The most notable real side effect is that a few recipients of the Johnson & Johnson vaccine developed rare blood clots. This was identified through the Vaccine Adverse Event Reporting System, a government database tracking potential vaccine-related health issues. (Regulators investigate and validate serious reports.)
In response, regulators paused the vaccine to assess the risk. After determining the clotting risk was real but minimal, they allowed vaccinations to resume, provided providers and patients are informed of the risks. (The risk of clots from the vaccine is far lower than from COVID-19 itself.)
Other safety concerns exist, as with any medical treatment. For instance, a small number of people experienced severe allergic reactions, prompting the National Institute for Allergy and Infectious Diseases to plan a study to investigate further. If linked to the vaccine, such reactions appear to be exceedingly rare.

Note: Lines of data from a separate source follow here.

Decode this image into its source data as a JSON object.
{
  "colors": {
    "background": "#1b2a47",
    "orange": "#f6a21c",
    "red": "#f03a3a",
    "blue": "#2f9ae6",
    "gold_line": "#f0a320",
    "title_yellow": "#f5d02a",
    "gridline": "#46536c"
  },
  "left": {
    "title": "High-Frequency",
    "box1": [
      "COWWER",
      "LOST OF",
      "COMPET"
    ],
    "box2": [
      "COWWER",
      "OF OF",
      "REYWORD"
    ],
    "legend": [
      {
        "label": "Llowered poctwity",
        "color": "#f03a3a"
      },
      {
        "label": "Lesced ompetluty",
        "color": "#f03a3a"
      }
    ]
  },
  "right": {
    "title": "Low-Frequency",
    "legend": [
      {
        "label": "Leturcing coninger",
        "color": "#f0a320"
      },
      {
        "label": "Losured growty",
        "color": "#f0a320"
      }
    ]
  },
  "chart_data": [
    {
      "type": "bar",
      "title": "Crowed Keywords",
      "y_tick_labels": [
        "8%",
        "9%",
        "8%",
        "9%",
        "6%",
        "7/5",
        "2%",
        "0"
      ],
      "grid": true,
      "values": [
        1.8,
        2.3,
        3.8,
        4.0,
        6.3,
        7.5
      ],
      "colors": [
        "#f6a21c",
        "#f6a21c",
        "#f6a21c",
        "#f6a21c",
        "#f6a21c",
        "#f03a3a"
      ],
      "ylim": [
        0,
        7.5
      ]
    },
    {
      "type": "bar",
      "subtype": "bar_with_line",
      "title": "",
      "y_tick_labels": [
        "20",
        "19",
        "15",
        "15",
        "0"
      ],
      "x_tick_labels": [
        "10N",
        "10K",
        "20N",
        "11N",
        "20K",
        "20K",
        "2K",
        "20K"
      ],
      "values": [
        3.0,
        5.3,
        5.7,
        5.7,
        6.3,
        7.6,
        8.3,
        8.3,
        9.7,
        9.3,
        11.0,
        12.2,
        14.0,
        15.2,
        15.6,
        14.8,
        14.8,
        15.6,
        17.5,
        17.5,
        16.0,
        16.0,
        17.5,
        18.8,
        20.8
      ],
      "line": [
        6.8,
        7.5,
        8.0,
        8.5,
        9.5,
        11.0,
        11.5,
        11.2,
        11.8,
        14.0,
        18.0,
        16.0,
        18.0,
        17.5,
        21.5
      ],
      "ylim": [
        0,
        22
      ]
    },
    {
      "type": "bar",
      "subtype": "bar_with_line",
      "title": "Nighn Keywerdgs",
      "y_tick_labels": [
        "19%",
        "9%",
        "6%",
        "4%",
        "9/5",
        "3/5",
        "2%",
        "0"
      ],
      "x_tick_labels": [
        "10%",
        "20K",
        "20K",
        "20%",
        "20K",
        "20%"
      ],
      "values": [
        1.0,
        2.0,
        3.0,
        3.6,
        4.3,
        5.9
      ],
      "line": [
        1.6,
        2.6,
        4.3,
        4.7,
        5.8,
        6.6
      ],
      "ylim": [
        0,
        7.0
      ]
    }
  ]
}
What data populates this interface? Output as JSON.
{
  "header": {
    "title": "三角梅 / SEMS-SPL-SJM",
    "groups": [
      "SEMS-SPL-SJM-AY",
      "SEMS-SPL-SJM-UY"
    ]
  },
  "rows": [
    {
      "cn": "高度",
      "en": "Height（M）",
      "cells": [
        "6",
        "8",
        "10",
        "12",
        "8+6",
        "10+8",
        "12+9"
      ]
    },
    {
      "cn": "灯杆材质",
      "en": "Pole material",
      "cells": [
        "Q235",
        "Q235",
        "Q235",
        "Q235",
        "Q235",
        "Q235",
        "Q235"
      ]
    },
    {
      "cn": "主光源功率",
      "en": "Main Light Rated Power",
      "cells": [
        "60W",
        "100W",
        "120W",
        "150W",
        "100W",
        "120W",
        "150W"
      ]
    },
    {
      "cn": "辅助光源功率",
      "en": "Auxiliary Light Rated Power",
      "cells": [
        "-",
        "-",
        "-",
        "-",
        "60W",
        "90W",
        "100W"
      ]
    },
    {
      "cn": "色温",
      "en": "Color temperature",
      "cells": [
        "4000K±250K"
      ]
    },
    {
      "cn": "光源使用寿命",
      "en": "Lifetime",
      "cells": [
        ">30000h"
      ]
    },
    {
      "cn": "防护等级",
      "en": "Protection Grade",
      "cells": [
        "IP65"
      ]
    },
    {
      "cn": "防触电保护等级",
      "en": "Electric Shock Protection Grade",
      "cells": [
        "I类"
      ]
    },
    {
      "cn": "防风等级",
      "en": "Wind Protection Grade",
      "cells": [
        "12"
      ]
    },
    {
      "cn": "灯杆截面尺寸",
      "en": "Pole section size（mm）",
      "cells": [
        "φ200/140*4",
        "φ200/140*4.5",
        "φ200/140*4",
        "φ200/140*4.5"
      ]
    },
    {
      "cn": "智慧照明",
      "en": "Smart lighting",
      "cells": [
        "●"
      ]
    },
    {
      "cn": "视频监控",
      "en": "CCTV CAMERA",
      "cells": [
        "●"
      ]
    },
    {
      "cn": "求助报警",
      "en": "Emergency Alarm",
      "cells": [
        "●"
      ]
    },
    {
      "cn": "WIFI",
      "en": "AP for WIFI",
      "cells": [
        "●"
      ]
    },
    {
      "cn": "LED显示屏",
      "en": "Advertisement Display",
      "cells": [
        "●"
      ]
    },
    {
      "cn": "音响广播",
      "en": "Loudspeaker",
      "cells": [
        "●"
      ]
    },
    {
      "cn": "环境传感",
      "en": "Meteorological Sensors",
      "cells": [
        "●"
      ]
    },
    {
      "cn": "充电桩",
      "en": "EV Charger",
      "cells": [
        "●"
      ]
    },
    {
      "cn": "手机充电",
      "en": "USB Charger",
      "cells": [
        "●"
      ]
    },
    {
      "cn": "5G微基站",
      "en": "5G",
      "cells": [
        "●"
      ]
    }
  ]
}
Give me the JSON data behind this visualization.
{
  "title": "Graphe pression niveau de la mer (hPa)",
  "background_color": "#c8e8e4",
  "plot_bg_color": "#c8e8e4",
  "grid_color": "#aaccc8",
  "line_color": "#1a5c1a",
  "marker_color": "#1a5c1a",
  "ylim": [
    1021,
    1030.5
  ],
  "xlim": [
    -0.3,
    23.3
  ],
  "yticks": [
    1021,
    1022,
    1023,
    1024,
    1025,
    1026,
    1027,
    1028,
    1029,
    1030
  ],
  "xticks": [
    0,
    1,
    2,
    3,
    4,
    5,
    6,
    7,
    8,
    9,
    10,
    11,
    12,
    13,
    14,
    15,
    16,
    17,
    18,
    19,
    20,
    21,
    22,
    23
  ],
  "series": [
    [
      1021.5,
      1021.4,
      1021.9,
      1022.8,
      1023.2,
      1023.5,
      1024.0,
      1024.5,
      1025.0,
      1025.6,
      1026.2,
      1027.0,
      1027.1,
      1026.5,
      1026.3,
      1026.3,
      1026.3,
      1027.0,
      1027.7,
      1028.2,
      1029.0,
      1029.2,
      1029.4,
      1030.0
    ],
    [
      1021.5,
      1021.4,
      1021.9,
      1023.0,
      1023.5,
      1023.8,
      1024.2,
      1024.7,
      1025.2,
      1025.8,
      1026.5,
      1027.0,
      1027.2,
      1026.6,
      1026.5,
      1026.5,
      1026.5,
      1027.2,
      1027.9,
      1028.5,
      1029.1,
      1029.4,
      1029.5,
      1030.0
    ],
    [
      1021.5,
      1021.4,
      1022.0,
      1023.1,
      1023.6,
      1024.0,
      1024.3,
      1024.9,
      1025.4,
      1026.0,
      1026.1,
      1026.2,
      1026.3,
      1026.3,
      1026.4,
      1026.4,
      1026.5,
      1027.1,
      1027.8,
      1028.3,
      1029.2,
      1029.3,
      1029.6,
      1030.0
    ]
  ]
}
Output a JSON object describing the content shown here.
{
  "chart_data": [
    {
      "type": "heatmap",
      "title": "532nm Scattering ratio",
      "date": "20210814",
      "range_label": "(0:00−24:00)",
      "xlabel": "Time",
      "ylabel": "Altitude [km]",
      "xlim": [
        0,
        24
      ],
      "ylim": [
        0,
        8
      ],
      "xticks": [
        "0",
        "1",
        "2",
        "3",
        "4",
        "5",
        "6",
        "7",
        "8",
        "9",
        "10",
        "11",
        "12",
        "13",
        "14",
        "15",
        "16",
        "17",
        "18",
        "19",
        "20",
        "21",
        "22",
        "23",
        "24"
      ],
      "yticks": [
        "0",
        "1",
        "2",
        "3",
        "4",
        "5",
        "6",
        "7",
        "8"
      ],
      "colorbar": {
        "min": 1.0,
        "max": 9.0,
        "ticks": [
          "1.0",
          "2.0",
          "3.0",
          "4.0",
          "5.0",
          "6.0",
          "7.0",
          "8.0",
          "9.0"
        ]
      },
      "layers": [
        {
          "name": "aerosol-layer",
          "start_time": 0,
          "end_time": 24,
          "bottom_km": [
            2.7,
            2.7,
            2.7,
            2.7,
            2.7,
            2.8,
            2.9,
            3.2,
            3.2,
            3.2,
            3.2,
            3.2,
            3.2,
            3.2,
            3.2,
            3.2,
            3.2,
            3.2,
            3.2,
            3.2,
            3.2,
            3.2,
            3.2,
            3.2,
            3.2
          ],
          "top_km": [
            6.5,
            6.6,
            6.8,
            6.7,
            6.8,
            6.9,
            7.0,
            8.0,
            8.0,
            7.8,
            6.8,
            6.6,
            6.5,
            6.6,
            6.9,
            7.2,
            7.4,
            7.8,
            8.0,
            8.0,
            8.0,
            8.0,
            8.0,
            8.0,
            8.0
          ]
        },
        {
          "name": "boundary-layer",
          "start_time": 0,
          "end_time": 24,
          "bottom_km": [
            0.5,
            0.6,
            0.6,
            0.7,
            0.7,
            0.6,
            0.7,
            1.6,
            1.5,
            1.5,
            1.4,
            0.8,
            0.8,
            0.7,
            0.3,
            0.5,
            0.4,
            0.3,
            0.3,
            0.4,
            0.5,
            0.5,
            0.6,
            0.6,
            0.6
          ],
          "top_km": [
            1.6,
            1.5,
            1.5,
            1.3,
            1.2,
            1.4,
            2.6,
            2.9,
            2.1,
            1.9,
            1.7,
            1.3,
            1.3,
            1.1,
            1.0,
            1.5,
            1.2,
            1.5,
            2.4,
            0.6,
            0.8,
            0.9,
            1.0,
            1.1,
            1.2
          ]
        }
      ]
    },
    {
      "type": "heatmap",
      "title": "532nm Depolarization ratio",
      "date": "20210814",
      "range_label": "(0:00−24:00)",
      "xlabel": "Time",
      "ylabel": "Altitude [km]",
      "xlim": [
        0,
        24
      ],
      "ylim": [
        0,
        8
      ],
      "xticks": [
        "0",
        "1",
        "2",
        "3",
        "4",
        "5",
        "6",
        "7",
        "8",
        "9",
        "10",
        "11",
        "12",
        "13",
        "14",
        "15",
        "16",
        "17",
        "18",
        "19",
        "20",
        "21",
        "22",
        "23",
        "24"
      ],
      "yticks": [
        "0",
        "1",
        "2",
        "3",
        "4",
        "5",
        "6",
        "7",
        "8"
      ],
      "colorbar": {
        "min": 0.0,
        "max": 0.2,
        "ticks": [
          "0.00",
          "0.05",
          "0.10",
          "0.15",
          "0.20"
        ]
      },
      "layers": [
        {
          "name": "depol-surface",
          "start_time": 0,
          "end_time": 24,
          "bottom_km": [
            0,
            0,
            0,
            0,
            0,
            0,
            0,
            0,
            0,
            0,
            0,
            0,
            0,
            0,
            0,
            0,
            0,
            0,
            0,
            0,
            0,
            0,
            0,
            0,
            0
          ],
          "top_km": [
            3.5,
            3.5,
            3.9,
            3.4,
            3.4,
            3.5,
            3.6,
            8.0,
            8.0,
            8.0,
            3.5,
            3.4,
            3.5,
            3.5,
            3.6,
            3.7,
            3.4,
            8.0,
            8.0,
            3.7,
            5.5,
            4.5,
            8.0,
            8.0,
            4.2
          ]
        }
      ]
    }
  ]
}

If you’ve encountered bizarre or alarming stories, they were likely fabricated for attention. Always verify before believing. For instance, a nurse fainted post-vaccination (a common reaction to injections), but rumors falsely claimed she died. Similarly, a trial participant developed a foot skin condition and blamed the vaccine online, only to later discover she was in the placebo group. Despite this, her story continued to spread.
Recently, anti-vaccine groups have misused VAERS, the vaccine injury database, by distorting data or sharing unverified claims. Keep in mind, US regulators paused the J&J vaccine over six severe clotting cases, making it unlikely that serious incidents are being overlooked.